Why do you believe that a system should not need to consume millions of documents in order to be able to make predictions?
For your example, the concepts of driving, night, vision, all need to be clearly understood, as well as how they relate to each other. The idea of 'common sense' is a good example of something which takes years to develop in humans, and develops to varying extents (although driving at night vs at day is one example, driving while drunk and driving while sober is a different one where humans routinely make poor decisions, or have incorrect beliefs).
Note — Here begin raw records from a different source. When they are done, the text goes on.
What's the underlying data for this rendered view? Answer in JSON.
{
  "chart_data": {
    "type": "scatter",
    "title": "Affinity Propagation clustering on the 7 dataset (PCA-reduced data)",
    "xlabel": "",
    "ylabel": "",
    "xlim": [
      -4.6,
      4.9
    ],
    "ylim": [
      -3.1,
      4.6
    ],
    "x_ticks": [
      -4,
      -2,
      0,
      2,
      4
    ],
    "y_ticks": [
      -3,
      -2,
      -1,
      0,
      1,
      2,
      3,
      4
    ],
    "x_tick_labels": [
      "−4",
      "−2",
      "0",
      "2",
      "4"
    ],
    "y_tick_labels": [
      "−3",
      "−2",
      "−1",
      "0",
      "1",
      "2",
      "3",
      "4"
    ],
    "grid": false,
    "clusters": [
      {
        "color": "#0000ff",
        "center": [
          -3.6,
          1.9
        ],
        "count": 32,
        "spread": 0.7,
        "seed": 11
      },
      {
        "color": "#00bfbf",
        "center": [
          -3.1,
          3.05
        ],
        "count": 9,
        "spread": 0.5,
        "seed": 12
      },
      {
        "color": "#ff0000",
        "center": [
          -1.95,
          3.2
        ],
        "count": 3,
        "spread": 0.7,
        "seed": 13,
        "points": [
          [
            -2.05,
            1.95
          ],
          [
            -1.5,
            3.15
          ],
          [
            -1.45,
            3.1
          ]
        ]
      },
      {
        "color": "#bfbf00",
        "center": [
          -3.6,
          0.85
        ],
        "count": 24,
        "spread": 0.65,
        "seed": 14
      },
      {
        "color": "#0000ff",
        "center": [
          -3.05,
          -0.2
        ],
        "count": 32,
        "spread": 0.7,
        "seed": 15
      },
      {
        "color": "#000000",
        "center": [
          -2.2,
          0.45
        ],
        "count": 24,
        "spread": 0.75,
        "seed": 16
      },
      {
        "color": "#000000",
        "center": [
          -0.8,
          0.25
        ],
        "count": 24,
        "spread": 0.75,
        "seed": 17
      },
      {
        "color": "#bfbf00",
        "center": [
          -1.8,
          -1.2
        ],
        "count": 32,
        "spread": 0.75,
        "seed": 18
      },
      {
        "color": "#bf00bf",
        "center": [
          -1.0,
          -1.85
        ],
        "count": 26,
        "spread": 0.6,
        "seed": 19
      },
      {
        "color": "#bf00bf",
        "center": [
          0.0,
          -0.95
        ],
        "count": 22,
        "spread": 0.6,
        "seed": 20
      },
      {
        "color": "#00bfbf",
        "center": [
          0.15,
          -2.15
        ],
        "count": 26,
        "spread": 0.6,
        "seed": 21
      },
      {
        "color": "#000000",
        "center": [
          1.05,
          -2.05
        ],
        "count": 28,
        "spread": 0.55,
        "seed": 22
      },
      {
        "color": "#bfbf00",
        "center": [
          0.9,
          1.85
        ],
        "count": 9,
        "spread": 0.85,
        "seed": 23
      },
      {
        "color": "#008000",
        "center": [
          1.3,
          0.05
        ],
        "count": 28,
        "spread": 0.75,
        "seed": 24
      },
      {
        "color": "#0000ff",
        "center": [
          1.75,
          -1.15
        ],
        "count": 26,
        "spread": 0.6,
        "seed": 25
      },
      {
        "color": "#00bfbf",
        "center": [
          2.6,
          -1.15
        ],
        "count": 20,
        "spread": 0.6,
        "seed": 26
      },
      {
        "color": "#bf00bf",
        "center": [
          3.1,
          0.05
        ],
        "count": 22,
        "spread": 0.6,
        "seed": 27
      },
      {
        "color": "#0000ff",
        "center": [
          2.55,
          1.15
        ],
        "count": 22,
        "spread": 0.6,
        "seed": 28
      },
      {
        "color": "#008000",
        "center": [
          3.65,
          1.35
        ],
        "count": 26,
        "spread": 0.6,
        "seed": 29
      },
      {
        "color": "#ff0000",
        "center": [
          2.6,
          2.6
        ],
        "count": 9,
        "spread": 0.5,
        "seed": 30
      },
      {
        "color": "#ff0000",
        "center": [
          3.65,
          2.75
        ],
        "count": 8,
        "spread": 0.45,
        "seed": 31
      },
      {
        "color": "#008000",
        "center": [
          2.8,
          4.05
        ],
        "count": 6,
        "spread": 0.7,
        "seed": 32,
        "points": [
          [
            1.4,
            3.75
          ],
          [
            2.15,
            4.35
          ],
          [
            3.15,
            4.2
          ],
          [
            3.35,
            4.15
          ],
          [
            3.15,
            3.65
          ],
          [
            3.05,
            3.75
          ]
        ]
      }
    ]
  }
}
It's estimated that humans are exposed to around 11 million bits of information per second.
Assuming humans do not process any data while they sleep (which is almost certainly false): newborns are awake for 8 hours per day, so they 'consume' around 40GB of data per day. This ramps up to around 60GB by the time they're 6 months old. That means that in the first month alone, a newborn has processed 1TB of input.
By the age of six months, they're between 6 and 10TB, and they haven't even said their first word yet. Most babies have experienced more than 20TB of sensory input by the time they say their first word.
Often, children are unable to reason even at a very basic level until they have been exposed to more than 100TB of sensory input. GPT-3, by contrast was trained on a corpus of around 570GB worth of text.
We are simply orders of magnitude away from being able to make a meaningful comparison between GPT-3 and humans and determine conclusively that our 'intelligence' is of a different category to the 'intelligence' displayed by GPT-3.